Der Bundesfreiwilligendienst gibt Ihnen/Dir die Möglichkeit gemeinwohlorientierte Einrichtungen zu unterstützen. Sie können / Du kannst soziale Verantwortung übernehmen, etwas Neues lernen und/oder Deine vorhandenen Kompetenzen und Erfahrungen aus Deinem bisherigen Leben einbringen. Der Bundesfreiwilligendienst kann als Praktikum angerechnet werden (richtet sich nach den einzelnen
Bestimmungen der Hochschule/Ausbildungsstelle).

Welche Voraussetzungen müssen Sie / musst Du erfüllen?

– der Bundesfreiwilligendienst steht Frauen und Männern jeden Alters offen
– Spaß an der praktischen Arbeit in gemeinwohlorientierten Einrichtungen
– Freude an der Begegnung mit Menschen
– Bereitschaft und Spaß, Wissen an andere weiter zu geben
– Bildungsinteresse bis ins hohe Alter
– Beendigung der Vollzeitschulpflicht
– für einige Einsatzstellen ist der Führerschein zwingende Voraussetzung

Was erwartet Sie / Dich?

– der Bundesfreiwilligendienst ist grundsätzlich ein ganztägiger Dienst in Vollzeit.
– Sind Sie/bist Du älter als 27 Jahre, ist auch Teilzeit von mindestens 20 Wochenstunden    möglich.
– Dein freiwilliges Engagement kannst Du für 6 – 18 Monate zur Verfügung stellen.
– 25 Seminartage für Freiwillige unter 27 Jahren bei einem zwölfmonatigen  Bundesfreiwilligendienst
– 12 Seminartage für Freiwillige über 27 Jahren bei einem zwölfmonatigen Bundesfreiwilligendienst – die Seminare orientieren sich an den Teilnehmer_innen und ihren Interessen.
– Bei Jugendlichen unter 18 Jahren gelten die Schutzbestimmungen des Jugendarbeitsschutzgesetzes.

Welche Leistungen erhalten Sie / erhälst Du?

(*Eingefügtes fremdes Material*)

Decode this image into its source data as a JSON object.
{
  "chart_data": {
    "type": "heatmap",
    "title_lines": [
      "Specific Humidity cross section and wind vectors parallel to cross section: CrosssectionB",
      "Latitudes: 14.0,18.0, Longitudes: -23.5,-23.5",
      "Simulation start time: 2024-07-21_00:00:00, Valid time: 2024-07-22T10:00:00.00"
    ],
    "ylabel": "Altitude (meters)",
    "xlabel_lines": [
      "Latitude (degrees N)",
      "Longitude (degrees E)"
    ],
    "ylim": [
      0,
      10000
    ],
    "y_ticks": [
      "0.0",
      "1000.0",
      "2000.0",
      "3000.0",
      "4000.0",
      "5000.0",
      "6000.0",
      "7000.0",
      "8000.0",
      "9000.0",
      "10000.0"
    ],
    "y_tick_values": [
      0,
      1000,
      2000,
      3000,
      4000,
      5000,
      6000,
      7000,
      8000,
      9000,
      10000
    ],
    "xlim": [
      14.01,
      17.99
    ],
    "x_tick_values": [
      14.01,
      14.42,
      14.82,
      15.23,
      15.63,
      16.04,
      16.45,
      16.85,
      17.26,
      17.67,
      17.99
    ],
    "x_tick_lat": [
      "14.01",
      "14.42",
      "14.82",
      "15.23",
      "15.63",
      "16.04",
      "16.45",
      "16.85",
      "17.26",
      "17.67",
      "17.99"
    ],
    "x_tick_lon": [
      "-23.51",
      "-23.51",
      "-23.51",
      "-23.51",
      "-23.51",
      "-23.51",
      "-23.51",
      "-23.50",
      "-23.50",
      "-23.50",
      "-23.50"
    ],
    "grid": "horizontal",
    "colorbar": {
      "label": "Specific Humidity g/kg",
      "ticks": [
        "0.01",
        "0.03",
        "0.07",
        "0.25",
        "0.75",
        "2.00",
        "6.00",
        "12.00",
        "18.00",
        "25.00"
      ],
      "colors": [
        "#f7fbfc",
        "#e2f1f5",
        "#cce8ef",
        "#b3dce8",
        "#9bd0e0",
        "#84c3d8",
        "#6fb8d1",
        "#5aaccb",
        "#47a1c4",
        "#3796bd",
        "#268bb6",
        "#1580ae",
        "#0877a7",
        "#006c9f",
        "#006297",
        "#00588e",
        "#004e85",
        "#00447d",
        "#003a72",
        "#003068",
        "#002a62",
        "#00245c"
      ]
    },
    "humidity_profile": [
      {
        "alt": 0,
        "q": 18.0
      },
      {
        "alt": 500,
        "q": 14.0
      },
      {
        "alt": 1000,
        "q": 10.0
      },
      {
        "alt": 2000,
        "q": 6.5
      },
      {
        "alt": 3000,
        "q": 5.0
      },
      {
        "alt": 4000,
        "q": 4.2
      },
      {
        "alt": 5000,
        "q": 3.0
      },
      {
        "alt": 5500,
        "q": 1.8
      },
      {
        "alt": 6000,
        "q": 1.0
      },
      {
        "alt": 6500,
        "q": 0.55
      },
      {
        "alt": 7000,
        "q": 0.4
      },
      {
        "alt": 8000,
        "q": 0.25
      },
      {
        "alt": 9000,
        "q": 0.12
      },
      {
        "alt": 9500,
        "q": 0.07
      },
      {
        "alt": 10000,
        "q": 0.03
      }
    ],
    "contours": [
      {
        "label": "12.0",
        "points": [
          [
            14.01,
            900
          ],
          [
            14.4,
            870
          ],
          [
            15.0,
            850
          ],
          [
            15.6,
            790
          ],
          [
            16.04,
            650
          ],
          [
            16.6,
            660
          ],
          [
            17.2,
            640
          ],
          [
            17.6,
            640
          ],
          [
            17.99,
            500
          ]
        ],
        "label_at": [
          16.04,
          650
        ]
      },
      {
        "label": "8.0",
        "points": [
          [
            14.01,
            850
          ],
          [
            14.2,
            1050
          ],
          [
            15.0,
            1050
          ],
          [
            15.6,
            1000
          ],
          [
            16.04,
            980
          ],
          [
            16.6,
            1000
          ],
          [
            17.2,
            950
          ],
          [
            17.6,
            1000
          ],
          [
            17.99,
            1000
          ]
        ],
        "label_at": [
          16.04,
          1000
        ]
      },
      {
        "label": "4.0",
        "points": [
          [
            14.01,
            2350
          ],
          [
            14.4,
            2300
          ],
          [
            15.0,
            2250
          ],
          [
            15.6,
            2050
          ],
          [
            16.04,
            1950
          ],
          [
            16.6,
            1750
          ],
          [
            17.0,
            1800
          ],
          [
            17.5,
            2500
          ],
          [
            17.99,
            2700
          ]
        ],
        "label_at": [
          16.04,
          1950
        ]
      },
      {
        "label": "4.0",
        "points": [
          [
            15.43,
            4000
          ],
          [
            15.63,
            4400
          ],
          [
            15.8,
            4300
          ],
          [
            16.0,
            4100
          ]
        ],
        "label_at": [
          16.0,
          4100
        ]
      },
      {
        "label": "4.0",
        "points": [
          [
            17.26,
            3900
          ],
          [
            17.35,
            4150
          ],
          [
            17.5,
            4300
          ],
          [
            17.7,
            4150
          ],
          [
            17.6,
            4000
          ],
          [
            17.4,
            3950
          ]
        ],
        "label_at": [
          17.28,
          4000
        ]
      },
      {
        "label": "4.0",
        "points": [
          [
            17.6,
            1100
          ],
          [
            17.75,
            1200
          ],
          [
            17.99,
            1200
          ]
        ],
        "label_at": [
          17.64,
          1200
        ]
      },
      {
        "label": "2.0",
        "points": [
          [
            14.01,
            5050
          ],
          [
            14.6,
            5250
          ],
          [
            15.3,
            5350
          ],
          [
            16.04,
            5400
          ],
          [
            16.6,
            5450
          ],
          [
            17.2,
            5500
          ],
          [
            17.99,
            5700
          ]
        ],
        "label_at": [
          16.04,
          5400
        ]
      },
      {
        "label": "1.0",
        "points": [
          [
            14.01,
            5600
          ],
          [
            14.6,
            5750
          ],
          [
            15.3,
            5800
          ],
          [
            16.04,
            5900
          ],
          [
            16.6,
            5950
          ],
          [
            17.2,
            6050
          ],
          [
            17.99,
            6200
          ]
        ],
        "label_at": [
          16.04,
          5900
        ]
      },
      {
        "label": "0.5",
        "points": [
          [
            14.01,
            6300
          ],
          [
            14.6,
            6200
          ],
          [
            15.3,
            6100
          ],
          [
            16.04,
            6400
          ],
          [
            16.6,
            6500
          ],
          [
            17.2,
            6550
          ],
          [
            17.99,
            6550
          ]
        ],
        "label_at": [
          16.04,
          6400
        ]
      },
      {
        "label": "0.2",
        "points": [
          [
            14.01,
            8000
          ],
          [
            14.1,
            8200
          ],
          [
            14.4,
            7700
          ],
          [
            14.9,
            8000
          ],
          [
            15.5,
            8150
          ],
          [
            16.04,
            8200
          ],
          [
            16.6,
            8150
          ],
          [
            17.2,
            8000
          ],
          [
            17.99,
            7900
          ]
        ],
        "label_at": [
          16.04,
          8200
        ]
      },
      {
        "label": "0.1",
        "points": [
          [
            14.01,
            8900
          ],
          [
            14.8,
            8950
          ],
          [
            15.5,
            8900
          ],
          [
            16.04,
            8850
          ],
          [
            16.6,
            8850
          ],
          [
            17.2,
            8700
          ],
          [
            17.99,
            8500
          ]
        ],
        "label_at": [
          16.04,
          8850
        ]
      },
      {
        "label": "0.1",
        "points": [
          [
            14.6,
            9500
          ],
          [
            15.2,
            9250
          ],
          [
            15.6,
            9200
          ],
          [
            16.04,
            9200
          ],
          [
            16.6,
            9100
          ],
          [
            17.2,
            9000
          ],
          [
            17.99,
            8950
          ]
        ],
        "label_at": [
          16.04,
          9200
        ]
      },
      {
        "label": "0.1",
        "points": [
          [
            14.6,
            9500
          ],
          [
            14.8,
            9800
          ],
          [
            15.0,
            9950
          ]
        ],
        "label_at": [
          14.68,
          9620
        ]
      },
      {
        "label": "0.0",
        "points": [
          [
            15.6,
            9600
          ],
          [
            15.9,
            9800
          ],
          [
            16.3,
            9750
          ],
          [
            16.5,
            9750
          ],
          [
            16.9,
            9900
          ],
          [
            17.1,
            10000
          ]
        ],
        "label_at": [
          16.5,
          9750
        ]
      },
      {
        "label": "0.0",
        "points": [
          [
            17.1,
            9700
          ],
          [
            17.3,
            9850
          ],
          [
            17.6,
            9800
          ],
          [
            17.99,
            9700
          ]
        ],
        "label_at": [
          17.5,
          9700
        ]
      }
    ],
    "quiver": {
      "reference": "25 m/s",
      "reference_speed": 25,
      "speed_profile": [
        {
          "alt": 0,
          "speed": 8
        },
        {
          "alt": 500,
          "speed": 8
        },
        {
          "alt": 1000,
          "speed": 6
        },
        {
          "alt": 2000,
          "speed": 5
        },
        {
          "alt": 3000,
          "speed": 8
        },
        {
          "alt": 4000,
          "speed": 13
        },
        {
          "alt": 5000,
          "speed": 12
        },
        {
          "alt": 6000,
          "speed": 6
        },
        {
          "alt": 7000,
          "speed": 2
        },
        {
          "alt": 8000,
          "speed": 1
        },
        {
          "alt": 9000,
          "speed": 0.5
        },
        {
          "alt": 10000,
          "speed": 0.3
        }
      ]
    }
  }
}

– ein monatliches Taschengeld
– Urlaubsanspruch von 27 Tagen bei einem zwölfmonatigem Bundesfreiwilligendienst
– Übernahme der Beiträge zur Sozialversicherung
– Krankenversicherung
– Pflegeversicherung
– Rentenversicherung
– Arbeitslosenversicherung
– Öffentliche Leistungen
-Hochschulen können den Bundesfreiwilligendienst als Praktikum anerkennen (richtet sich nach den Bestimmungen der jeweiligen Hochschule)
– Eine Beantragung von Wohngeld bei der zuständigen Behörde ist prinzipiell möglich.
– Nach Beendigung des Bundesfreiwilligendienstes (mindestens 12 Monate) besteht ein Anspruch auf ALG I.